Comments in reaction to the ReadWriteWeb post highlight Information Cards & CardSpace are not mentioned – I point out in my comment that the work is all connected ant pointed to the IIW conversations about Active Clients attended by all.

Aza open their post with this paragraph:

Identity will be one of the defining themes in the next five years of the Web. Nearly every site has a concept of a user account, registration, and identity. Searching for “sign in” on Google yields over 1.8 billion hits. And yet, the browser does nothing to make this experience better save for some basic auto form filling. The browser leaves websites to re-implement identity management, and forces users to learn a new scheme for every site.

They make these key points following the images they have (you should check the images out)

• Identity is part of where you are, and what you are looking at (Amazon looks different depending on if you are signed in or not). That’s why we put it in the URL Bar.
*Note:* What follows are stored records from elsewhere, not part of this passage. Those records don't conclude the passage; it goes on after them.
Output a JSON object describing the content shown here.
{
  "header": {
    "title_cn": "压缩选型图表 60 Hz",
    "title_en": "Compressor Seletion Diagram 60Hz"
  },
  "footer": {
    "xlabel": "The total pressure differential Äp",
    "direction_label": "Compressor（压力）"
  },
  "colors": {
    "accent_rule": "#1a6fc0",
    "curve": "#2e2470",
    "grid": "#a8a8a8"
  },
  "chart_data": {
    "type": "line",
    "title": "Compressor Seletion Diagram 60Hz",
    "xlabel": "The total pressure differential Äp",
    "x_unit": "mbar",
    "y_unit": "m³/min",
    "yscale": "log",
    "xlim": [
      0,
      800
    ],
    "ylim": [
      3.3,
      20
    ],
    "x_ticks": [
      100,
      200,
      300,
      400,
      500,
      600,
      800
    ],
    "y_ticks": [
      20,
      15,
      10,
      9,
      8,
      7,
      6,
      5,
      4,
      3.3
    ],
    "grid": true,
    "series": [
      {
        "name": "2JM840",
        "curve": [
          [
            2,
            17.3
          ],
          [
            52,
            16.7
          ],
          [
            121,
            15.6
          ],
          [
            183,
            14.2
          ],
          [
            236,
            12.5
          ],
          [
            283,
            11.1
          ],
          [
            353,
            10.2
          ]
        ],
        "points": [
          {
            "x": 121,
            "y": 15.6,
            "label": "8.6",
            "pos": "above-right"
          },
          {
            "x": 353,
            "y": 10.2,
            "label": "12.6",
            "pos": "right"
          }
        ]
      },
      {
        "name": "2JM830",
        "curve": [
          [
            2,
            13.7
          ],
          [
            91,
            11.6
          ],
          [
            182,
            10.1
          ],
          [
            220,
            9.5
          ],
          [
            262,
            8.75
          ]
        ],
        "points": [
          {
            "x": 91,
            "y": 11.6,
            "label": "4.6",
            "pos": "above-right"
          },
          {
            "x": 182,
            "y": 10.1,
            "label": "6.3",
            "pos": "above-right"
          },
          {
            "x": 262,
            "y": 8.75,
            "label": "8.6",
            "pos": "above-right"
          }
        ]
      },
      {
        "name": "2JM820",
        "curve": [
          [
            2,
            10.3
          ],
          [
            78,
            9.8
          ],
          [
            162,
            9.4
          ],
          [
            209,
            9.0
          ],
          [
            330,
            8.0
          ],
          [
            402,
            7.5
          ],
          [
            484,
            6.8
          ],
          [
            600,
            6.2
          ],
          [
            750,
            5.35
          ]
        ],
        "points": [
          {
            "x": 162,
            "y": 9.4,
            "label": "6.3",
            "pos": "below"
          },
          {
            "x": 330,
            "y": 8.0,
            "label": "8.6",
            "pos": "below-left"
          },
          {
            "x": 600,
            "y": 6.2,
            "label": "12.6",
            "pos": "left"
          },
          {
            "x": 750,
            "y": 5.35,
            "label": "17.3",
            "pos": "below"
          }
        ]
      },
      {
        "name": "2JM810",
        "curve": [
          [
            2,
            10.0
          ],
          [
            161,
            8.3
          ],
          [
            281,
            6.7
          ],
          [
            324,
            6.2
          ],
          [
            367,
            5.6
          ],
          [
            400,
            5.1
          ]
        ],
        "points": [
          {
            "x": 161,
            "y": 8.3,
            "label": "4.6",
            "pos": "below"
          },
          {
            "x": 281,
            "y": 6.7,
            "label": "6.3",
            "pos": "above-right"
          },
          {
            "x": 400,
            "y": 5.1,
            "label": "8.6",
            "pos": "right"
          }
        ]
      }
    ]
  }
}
• For most sites, you’ll probably only have one identity, so login will be a single click or automatic.
• Putting verbs into the navigation bar isn’t new. See Taskfox.
• To increase visibility, webpages should be able to make a Javascript call that opens the login/signup bubble.
• For webpages that want to own the login-process, the account creation simply acts as the ultimate form-fill. For those interested in the evolution of the idea, you can see an early mockup with comments as well as Alex Faaborg’s similiar mockups.

They also make this point…

Chris Messina and others has been advocating for a model which follows the Facebook Connect lead: a single verb, to connect. Once connected, you decide exactly what information to share in an asynchronous manner. Unfortunately this bleeds information — your name is known to all websites which which you connect. We’d like to explore what a connect metaphor in combination with the ability to remain anonymous but connected means.

I agree with the firefox folks. Having a way to do verified anonymity is essential.

“Selective Disclosure” is the name for technologies that do this.

The firefox team should check out Stefan’s U-Prove Technology that may be released shortly by MSFT that acquired it over a year ago

(seems like Stefan killed his blog when he moved to MSFT..mmm..anyways.)

Firefox folks invite people to get involved here.